A cura del Dott. Pierpaolo Piras, Specialista in Otorinolaringoiatria e componente del Comitato per lo Sviluppo di Mondo Internazionale APS

Uno dei quesiti più cruciali per gli epidemiologi è sempre stato come impedire che un'epoca di ricadute morbose diventi un'era di pandemie. Nel 1918, il mondo fu colpito dalla Grande Influenza, che provocò tra i 25 e i 100 milioni di persone in tre anni. È un’approssimazione molto elevata per i milioni di morti non censiti nel mondo. La maggior parte delle vittime è stata di un’età compresa tra i 20 e i 40 anni.

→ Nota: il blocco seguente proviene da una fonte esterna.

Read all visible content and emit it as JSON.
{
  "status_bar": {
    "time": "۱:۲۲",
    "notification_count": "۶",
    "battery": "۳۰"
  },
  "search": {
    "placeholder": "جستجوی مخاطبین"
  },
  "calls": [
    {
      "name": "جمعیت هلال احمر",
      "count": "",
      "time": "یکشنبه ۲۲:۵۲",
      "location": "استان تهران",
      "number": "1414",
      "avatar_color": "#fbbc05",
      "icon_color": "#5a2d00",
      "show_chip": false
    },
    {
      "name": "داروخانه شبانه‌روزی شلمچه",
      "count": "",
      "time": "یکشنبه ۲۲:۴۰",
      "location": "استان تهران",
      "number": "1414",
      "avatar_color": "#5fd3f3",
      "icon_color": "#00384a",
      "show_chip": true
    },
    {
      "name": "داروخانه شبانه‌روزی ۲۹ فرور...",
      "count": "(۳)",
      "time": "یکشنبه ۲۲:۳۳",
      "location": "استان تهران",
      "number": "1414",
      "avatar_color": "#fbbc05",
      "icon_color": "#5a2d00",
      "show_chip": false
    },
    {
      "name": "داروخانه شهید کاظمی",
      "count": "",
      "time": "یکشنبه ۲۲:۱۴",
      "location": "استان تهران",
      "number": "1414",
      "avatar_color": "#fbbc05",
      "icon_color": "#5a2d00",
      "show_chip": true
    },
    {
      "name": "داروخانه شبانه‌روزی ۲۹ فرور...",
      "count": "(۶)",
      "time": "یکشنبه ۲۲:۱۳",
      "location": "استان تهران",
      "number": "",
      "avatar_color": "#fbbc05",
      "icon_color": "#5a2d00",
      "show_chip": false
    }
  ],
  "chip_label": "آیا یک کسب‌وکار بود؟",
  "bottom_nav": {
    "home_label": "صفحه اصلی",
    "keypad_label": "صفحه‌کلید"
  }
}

È stato stimato che questa epidemia, durata circa tre anni, ha ridotto l'aspettativa di vita di quella generazione di circa 12 anni. Nonostante il caos causato dalla Grande Influenza, non ci volle molto perché i popoli andassero comunque avanti e che, in questo modo, anche i ricordi svanissero.

Si giunge all’ HIV

Quando il primo caso americano di HIV/AIDS è stato segnalato nel 1981, nelle sue prime fasi la malattia è stata superficialmente e irresponsabilmente respinta, se non addirittura negata, relegandola sulla strada dell’oblio, qualificandola addirittura come una sorta di affare privato vigente tra omossessuali di entrambi i sessi. Tutto questo è accaduto nonostante tale affezione abbia continuato a mietere circa 675.000 persone di tutte le identità nel solo territorio degli Stati Uniti.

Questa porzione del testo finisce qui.